When I was working as an Analytics Manager/Data-scientist, I have often been asked what I am doing or which techniques I am using in my day to day job, dictionary.com describes analytics as
the analysis of data, typically large sets of business data, by the use of mathematics, statistics, and computer/ software.
While this definition is correct it does not truly shed light on what analytics really entails and what skills are necessary to be successful in that domain. I’ll try to shed light on my personal opinion on the matter.
Analytics is all about surfacing business’ data, this can be in the form of dashboard, presentation, reports, ad-hoc analysis or in the form of business modeling or customer targeting.
It is a broad term, with different skill set required according to which function and business area you work on. I would break the skills necessary for analytics in 6 different categories: Databases, Domain knowledge, Excel & Visualization, Statistics, Scripting and Linux.
While domain knowledge will always be needed, depending on which area of analytics some of these skills would be optional or needed to a different extant:
Business & Web Analyst: For business and web analyst, the only true barrier tends to be good Excel knowledge. As such it is a good way to enter the analytics field. Web analyst might need to be proficient in other softwares such a Google analytics or Omniture, but these tend to be relatively easy to learn. Some positions might however require knowledge of different skills categories, knowledge of databases being relatively frequent.

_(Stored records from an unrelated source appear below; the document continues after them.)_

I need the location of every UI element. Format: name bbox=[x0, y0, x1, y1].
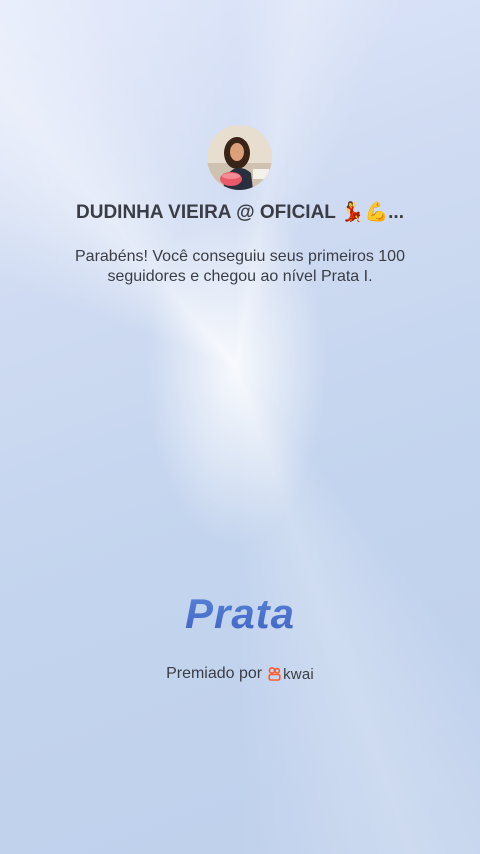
avatar bbox=[207, 125, 272, 190]
kwai-logo: kwai bbox=[268, 666, 314, 683]
level-title: Prata bbox=[0, 590, 480, 638]
kwai-brand-name: kwai bbox=[283, 665, 314, 683]
awarded-by: Premiado por kwai bbox=[0, 665, 480, 683]
awarded-by-label: Premiado por bbox=[166, 665, 263, 682]
username: DUDINHA VIEIRA @ OFICIAL 💃💪... bbox=[76, 202, 404, 223]
avatar-photo bbox=[207, 125, 272, 190]
achievement-message: Parabéns! Você conseguiu seus primeiros … bbox=[75, 248, 405, 285]
kwai-icon bbox=[268, 667, 281, 681]
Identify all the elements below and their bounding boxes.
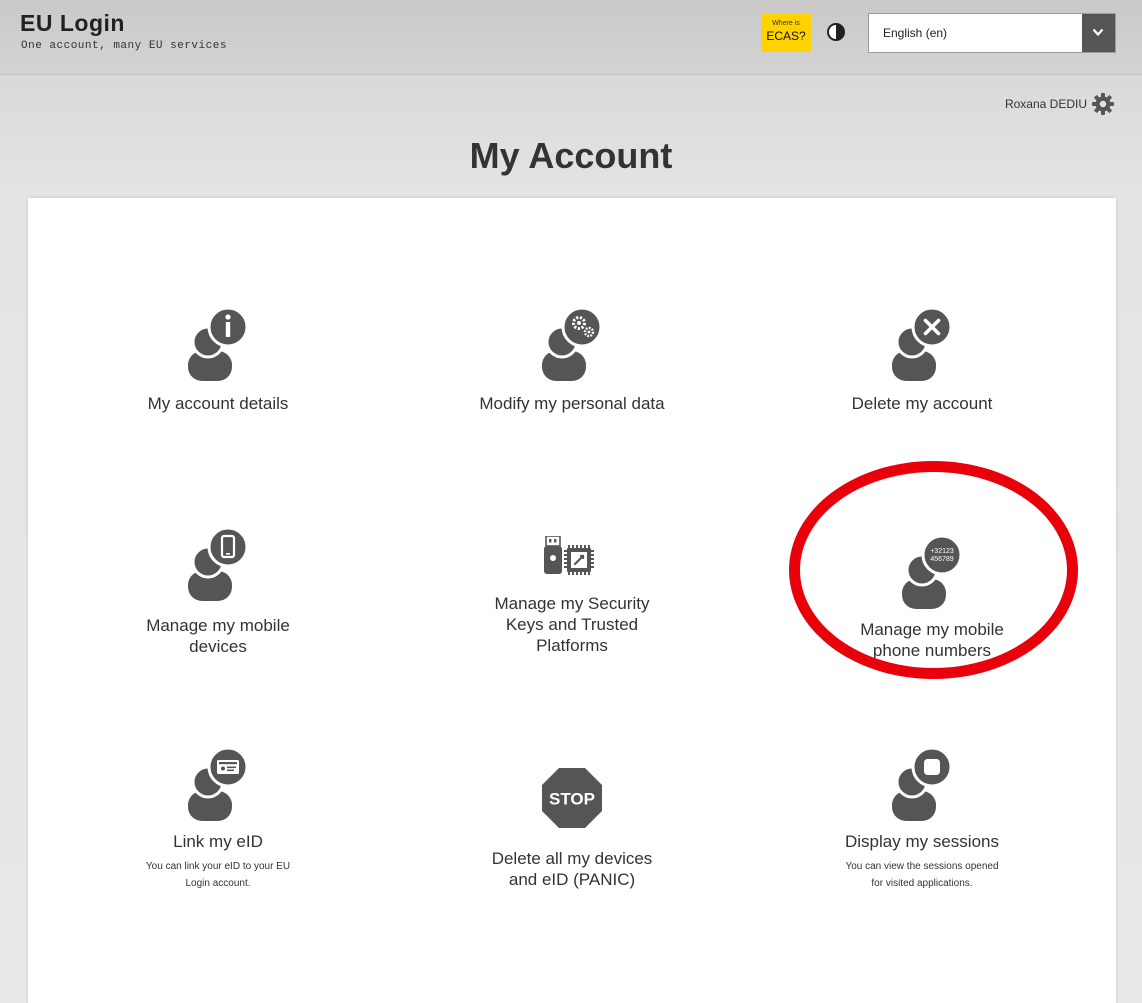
tile-my-account-details[interactable]: My account details: [68, 303, 368, 414]
tile-label-line: phone numbers: [872, 641, 992, 660]
language-dropdown-button[interactable]: [1082, 14, 1115, 52]
user-sessions-icon: [892, 746, 953, 821]
ecas-badge-big-text: ECAS?: [766, 29, 806, 43]
stop-sign-text: STOP: [549, 790, 595, 809]
brand-tagline: One account, many EU services: [21, 40, 227, 52]
tile-label-line: Keys and Trusted: [505, 615, 639, 634]
tile-description-line: You can view the sessions opened: [845, 861, 999, 872]
gear-icon[interactable]: [1091, 92, 1115, 116]
tile-label: Delete my account: [851, 394, 993, 413]
user-name[interactable]: Roxana DEDIU: [1005, 97, 1087, 111]
tile-manage-security-keys[interactable]: Manage my Security Keys and Trusted Plat…: [422, 536, 722, 656]
tile-label: My account details: [147, 394, 289, 413]
phone-number-line: +32123: [930, 548, 954, 555]
tile-label: Link my eID: [173, 832, 263, 851]
tile-delete-my-account[interactable]: Delete my account: [772, 303, 1072, 414]
user-phone-number-icon: +32123 456789: [902, 534, 963, 609]
where-is-ecas-button[interactable]: Where is ECAS?: [761, 14, 811, 52]
security-key-chip-icon: [544, 536, 594, 575]
account-menu-card: My account details Modify my personal da…: [28, 198, 1116, 1003]
tile-label: Display my sessions: [845, 832, 999, 851]
tile-modify-personal-data[interactable]: Modify my personal data: [422, 303, 722, 414]
tile-label-line: and eID (PANIC): [508, 870, 636, 889]
tile-label-line: devices: [189, 637, 247, 656]
tile-description-line: Login account.: [185, 878, 251, 889]
tile-label-line: Platforms: [536, 636, 608, 655]
chevron-down-icon: [1092, 28, 1104, 37]
language-select[interactable]: English (en): [868, 13, 1116, 53]
tile-link-my-eid[interactable]: Link my eID You can link your eID to you…: [68, 743, 368, 892]
stop-sign-icon: STOP: [542, 768, 602, 828]
tile-label: Modify my personal data: [479, 394, 665, 413]
tile-label-line: Manage my mobile: [146, 616, 290, 635]
user-mobile-icon: [188, 526, 249, 601]
tile-label-line: Manage my mobile: [860, 620, 1004, 639]
tile-label-line: Delete all my devices: [491, 849, 653, 868]
top-header: EU Login One account, many EU services W…: [0, 0, 1142, 75]
tile-manage-mobile-devices[interactable]: Manage my mobile devices: [68, 523, 368, 657]
tile-display-my-sessions[interactable]: Display my sessions You can view the ses…: [772, 743, 1072, 892]
tile-description-line: for visited applications.: [871, 878, 973, 889]
user-settings-icon: [542, 306, 603, 381]
contrast-toggle-icon[interactable]: [826, 22, 846, 42]
tile-manage-mobile-phone-numbers[interactable]: +32123 456789 Manage my mobile phone num…: [782, 531, 1082, 661]
user-info-icon: [188, 306, 249, 381]
tile-delete-all-devices-panic[interactable]: STOP Delete all my devices and eID (PANI…: [422, 766, 722, 890]
page-title: My Account: [469, 135, 673, 176]
ecas-badge-small-text: Where is: [772, 20, 800, 27]
brand-title[interactable]: EU Login: [20, 10, 125, 37]
phone-number-line: 456789: [930, 556, 953, 563]
tile-label-line: Manage my Security: [494, 594, 650, 613]
user-delete-icon: [892, 306, 953, 381]
user-id-card-icon: [188, 746, 249, 821]
language-select-value: English (en): [883, 26, 948, 40]
tile-description-line: You can link your eID to your EU: [145, 861, 291, 872]
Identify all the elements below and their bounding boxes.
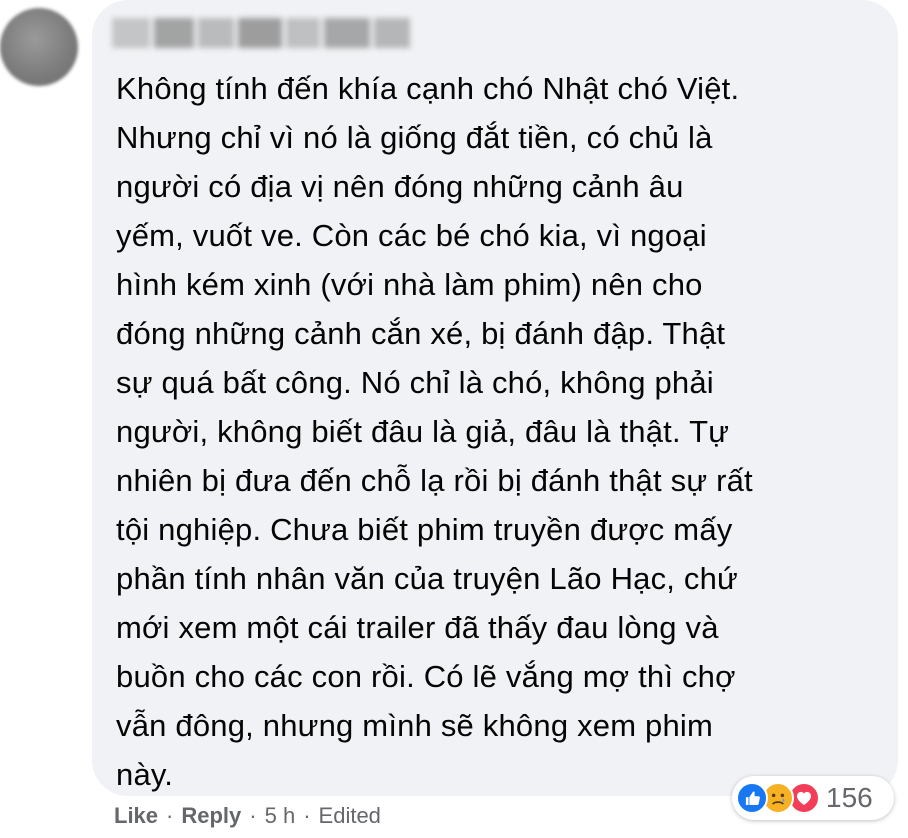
avatar[interactable] [0, 8, 78, 86]
like-button[interactable]: Like [114, 803, 158, 829]
edited-label[interactable]: Edited [319, 803, 381, 829]
separator: · [303, 803, 311, 828]
reaction-count: 156 [826, 782, 873, 813]
separator: · [166, 803, 174, 828]
like-icon [736, 782, 768, 814]
comment-actions: Like · Reply · 5 h · Edited [114, 798, 381, 834]
comment-container: Không tính đến khía cạnh chó Nhật chó Vi… [0, 0, 908, 838]
timestamp[interactable]: 5 h [265, 803, 296, 829]
separator: · [249, 803, 257, 828]
comment-text: Không tính đến khía cạnh chó Nhật chó Vi… [116, 71, 753, 792]
author-name-redacted[interactable] [112, 10, 422, 56]
reply-button[interactable]: Reply [181, 803, 241, 829]
reaction-icons [736, 780, 832, 816]
reactions-summary[interactable]: 156 [732, 776, 894, 820]
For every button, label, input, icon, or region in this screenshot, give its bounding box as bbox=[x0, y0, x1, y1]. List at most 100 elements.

Operation Research & Insight Analyst: Statistical skills and databases knowledge are the bread and butter of this job family. Be it 6 sigma, propensity modeling or some other type of forecasting form the core of these jobs, while SQL tends to be relegated in the background as a way to pull features for the statistical models.
Business Intelligence Analyst & Data Engineer : In this job family, there is a need for stronger database knowledge. Business Intelligence analyst would tend to be more proficient in visualization, while data engineers more proficient in scripting & unix.
Beside the main 3 job families, there are of course other positions open in analytics such as that of Data-scientist which tends to be a hybrids of these 3 families of these families.